The applicable concentration range of the test article for the cytogenetic experiments was determined in a pre-test using the determination of cell numbers 24 h after start of treatment as indicator for toxicity response. The highest concentration used in the pre-test on toxicity (5000 μg/ml) was chosen according to the current OECD Guideline for in vitro mammalian cytogenetic tests. Test article concentrations between 3 and 5000 μg/ml (with and without S9 mix) were chosen for the examination of the cytotoxic potential. In the absence of S9 mix toxic effects indicated by a strong reduction of the cell number (< 30 % of control) were observed after treatment with 1000 μg/ml and above, whereas in the presence of S9 mix no toxic effects could be observed.

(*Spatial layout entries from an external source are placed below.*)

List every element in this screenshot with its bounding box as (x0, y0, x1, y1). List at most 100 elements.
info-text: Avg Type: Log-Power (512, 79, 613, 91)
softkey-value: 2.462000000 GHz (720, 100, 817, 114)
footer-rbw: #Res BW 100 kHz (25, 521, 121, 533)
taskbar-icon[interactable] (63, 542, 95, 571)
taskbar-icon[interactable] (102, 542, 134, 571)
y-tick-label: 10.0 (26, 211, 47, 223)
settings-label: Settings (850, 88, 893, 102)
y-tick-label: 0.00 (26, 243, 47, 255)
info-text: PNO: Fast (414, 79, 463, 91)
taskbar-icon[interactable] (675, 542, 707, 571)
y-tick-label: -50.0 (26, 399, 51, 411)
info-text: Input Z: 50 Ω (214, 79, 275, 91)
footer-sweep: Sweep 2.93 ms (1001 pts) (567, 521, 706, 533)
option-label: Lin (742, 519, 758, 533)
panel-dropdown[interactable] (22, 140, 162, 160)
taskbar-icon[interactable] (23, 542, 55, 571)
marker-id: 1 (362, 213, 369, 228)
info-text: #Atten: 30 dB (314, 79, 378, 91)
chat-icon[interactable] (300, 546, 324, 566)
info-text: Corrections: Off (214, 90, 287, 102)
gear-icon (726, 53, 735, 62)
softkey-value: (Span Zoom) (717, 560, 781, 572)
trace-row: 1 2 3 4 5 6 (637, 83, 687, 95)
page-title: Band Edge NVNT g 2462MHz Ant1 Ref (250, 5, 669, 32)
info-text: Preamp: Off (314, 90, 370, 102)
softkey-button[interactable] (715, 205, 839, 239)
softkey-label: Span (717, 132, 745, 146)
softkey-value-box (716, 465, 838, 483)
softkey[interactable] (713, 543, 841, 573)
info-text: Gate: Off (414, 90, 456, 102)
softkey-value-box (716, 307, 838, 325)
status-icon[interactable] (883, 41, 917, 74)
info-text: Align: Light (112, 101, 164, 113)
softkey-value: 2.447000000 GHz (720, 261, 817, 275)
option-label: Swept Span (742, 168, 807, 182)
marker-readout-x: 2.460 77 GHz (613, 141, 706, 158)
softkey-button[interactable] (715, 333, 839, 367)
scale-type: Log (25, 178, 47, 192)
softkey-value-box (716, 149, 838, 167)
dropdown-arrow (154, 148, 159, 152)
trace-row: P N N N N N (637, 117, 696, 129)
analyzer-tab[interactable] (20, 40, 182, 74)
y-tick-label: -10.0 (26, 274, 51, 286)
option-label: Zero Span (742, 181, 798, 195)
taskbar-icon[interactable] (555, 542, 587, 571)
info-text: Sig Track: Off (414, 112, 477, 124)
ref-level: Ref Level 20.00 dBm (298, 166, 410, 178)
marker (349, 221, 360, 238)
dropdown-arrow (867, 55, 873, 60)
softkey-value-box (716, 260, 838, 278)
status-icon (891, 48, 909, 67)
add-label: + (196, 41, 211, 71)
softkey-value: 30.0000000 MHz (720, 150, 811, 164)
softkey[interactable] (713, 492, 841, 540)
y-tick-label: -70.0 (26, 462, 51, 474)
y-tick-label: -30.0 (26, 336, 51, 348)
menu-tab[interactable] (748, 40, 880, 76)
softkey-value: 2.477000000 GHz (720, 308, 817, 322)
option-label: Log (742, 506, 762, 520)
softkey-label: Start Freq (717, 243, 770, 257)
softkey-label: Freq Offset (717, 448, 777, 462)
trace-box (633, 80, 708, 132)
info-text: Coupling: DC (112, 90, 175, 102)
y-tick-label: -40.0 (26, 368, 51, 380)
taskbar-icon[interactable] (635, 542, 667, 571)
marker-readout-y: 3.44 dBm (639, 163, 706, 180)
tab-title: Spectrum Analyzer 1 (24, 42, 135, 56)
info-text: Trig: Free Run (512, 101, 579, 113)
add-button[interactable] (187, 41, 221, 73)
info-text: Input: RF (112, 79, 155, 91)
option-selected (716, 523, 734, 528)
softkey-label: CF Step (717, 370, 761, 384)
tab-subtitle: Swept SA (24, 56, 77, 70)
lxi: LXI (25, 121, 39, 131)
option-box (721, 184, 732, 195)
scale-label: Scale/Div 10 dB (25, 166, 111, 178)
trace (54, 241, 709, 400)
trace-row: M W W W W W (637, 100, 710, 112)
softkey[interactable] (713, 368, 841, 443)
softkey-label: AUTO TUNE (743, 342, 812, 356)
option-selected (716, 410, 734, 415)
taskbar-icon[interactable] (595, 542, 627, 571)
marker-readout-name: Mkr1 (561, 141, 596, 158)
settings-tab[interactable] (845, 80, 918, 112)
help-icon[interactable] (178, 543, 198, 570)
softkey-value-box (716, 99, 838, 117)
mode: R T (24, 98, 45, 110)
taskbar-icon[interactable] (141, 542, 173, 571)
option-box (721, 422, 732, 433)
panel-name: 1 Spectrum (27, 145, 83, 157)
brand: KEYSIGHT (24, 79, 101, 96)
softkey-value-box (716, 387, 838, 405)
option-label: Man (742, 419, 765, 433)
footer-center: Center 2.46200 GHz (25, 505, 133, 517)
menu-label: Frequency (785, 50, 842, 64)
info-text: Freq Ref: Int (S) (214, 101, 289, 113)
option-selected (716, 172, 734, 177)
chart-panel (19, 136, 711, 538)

In experiment I, test article concentrations within a range from 10 - 500 μg/ml (without S9 mix) or 30 - 5000 μg/ml (with S9 mix) were applied for investigation of the potential to induce cytogenetic damage. In experiment II the investigated concentration range was 30 - 400 μg/ml (without S9 mix) or 30 - 1000 μg/ml (with 89 mix). The evaluated experimental points and the results are presented in table 1 (page 10).

In the pre-test and both main experiments, without and with S9 mix, precipitation of the test article in culture medium occurred at concentrations from 300 μg/ml and above.

In this study, at both preparation intervals, in the absence and the presence of S9 mix, no relevant reduction of the mitotic indices could be observed. Determination of cell numbers revealed a strong reduction in the absence of S9 mix after treatment with 300 μg/ml in experiment I only. However, evaluation of cultures after treatment with higher concentrations was not feasible, since either the test article covered the cells and the chromosomes or strong toxicity was observed.

In both independent experiments, there were no biologically relevant increases in cells carrying structural chromosome aberrations after treatment with the test article at preparation intervals 18 hand 28 h (with and without 89 mix).

In both experiments, no biologically relevant increase in the frequencies of polyploid metaphases was found after treatment with the test article as compared to the frequencies of the controls.

Appropriate mutagens were used as positive controls. They induced statistically significant increases (p < 0.05) in cells with structural chromosome aberrations.